Du Sporting de Charleroi à Solvay
Refusé au Football Club Nalinnes à 10 ans parce qu’il vient de la région du Centre, il s’y impose avec l’appui de son père et en devient une élite. Il est d’ailleurs vite repéré par les sélectionneurs qui en font un junior UEFA. Au Sporting de Charleroi, où il est versé en équipe première à l’âge de 17 ans, il dispute en 1978 la seule finale de Coupe de Belgique de son club (les Zèbres sont battus 2-0). Il reste à ce jour le plus jeune joueur belge à y avoir participé. Alors qu’il est pressenti pour devenir le patron de l’usine Solvay de Jemeppe-sur-Sambre qu’il a rejoint après ses études d’ingénieur civil, il lâche la proie pour l’ombre et prend la direction du Sporting où il enfile le costume de directeur général. Il passera plus de temps dans les tribunaux à se battre pour éviter la faillite qu’à signer des contrats. Au bout du compte, c’est la désillusion. Licencié, il se retrouve quelque temps sans emploi. Puis il enchaîne les petits boulots – apprenti maçon, aide-jardinier, clarkiste… ça ne s’invente pas ! – avant de proposer ses services en tant que consultant d’entreprise.

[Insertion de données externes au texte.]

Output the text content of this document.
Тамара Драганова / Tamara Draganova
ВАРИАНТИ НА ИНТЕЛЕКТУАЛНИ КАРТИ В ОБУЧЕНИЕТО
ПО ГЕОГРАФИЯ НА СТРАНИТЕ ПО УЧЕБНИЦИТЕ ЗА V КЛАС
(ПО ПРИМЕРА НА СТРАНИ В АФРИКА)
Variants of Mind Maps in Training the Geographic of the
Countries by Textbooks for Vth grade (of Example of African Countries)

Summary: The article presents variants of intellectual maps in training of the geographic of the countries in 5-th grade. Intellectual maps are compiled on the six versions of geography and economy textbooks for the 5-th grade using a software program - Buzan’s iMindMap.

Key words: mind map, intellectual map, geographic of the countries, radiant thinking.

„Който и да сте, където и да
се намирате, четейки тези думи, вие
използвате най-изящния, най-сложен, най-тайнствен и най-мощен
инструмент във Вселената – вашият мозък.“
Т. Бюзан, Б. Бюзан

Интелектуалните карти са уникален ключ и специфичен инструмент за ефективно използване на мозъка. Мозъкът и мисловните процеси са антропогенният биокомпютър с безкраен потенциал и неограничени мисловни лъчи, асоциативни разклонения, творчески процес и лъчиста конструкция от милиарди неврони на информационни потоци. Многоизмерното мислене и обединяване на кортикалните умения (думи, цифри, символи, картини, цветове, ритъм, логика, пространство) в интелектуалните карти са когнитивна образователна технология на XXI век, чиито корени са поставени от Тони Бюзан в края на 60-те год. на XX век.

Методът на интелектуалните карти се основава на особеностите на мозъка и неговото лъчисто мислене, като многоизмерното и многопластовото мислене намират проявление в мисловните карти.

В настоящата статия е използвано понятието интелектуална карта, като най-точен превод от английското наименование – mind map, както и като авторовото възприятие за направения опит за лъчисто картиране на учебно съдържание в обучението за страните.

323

De la Carolorégienne à l’aéroport de Charleroi
C’est dans le logement social qu’il rebondit. S’il n’y connaît pas grand-chose, il apprend vite. Et fait ce qu’il réussit le mieux : motiver le personnel. À un point tel que les progrès de son département contrastent avec les mauvaises notes de la gestion de la société. Nous sommes à la Carolorégienne, par laquelle les scandales politico-judiciaires de Charleroi arriveront en septembre 2005. Jean-Jacques Cloquet a eu le tort d’être meilleur que les autres gestionnaires. Il est poussé vers la sortie, pour un motif à tomber de sa chaise : on le trouve… surqualifié ! Cette fois encore, il va atterrir où personne ne l’attend. Et pour atterrir, rien de tel qu’une piste d’aéroport. Bien qu’il n’ait aucune notion d’aviation, le voilà débauché
pour développer la partie commerciale du nouveau terminal de BSCA (Brussels South Charleroi Airport), ainsi que l’activité parking. Entré sous le statut d’indépendant, il signe trois mois plus tard son contrat d’employé, puis de cadre quand il devient directeur des ressources humaines. Avant d’être promu directeur général et, enfin, administrateur délégué. Et dire qu’il n’était même pas candidat !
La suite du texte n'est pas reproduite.